If your team uses a custom design system, developers need to set up and maintain the integration. That includes connecting the library and mapping tokens and properties. Once that’s in place, you can build interfaces in UXPin by adjusting component properties instead of writing code.
How do I keep AI-generated copy within my design system rules?
Map the prompt to your component props as directly as you can. If a card has a title, description, and ctaLabel, ask for those fields by name. That keeps the model focused and cuts down on copy that looks fine in a doc but breaks once it hits the UI.
Set hard character limits for every text field. This matters a lot when you’re working with fixed-width cards, buttons, badges, or mobile layouts. A short limit helps prevent overflow, ugly wraps, and last-minute edits in design review.
Use a dedicated constraints block in the prompt. Spell out that the model must not invent new UI elements, colors, design tokens, or extra states that don’t exist in the system. If your interface only supports certain props, say so plainly.
Ask for structured output like JSON so the response can plug into production-ready component props with less cleanup. For example:
{ "title": "Up to 40 characters", "description": "Up to 120 characters", "ctaLabel": "Up to 20 characters" }
That kind of structure makes handoff much smoother. Engineers know where each string goes, and content teams can review copy in the same shape the product uses.
What components should I prepare before building the landing page?

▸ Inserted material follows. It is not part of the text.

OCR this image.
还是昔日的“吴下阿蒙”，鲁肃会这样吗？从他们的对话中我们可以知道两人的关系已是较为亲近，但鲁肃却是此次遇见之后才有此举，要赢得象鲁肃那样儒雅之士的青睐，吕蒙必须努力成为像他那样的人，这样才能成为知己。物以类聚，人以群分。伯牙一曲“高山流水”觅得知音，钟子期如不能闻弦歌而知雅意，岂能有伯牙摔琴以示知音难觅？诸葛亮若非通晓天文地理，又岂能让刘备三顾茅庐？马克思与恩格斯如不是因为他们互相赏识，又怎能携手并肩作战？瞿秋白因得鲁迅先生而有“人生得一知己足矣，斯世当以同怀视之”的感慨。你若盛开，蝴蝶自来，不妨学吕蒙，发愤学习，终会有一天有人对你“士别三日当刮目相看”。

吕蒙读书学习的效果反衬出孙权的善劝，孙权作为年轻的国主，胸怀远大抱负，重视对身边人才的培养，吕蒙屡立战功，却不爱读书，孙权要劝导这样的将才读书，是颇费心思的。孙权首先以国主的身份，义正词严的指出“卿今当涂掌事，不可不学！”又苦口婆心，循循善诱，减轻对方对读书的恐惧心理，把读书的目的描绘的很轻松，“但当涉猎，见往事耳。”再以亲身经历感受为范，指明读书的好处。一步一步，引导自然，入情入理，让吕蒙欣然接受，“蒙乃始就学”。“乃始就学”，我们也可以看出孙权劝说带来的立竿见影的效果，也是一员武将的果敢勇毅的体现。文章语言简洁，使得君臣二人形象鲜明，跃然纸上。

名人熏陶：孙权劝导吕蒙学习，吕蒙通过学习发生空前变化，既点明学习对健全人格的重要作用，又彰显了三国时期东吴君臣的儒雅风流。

Start with a React-based component library that lives in a Git-backed repo. That gives you one source of truth, clear change history, and a setup your team can work on without stepping on each other.
Define your design tokens first. Put colors, type styles, spacing, border radius, shadows, and breakpoints in a machine-readable format like JSON or TypeScript. That way, your styles aren’t scattered across files. They’re stored in one place and easy to reuse.
Then connect your components to the main parts of the landing page:
- Navbar
- Hero
- Features
- Pricing
- Footer
Each component should do one job well. Keep the API tight. Expose only the props people will need, use clear prop names, and set sane defaults so the component works out of the box.
Think of it like this: the less guesswork a developer has, the easier the system is to use.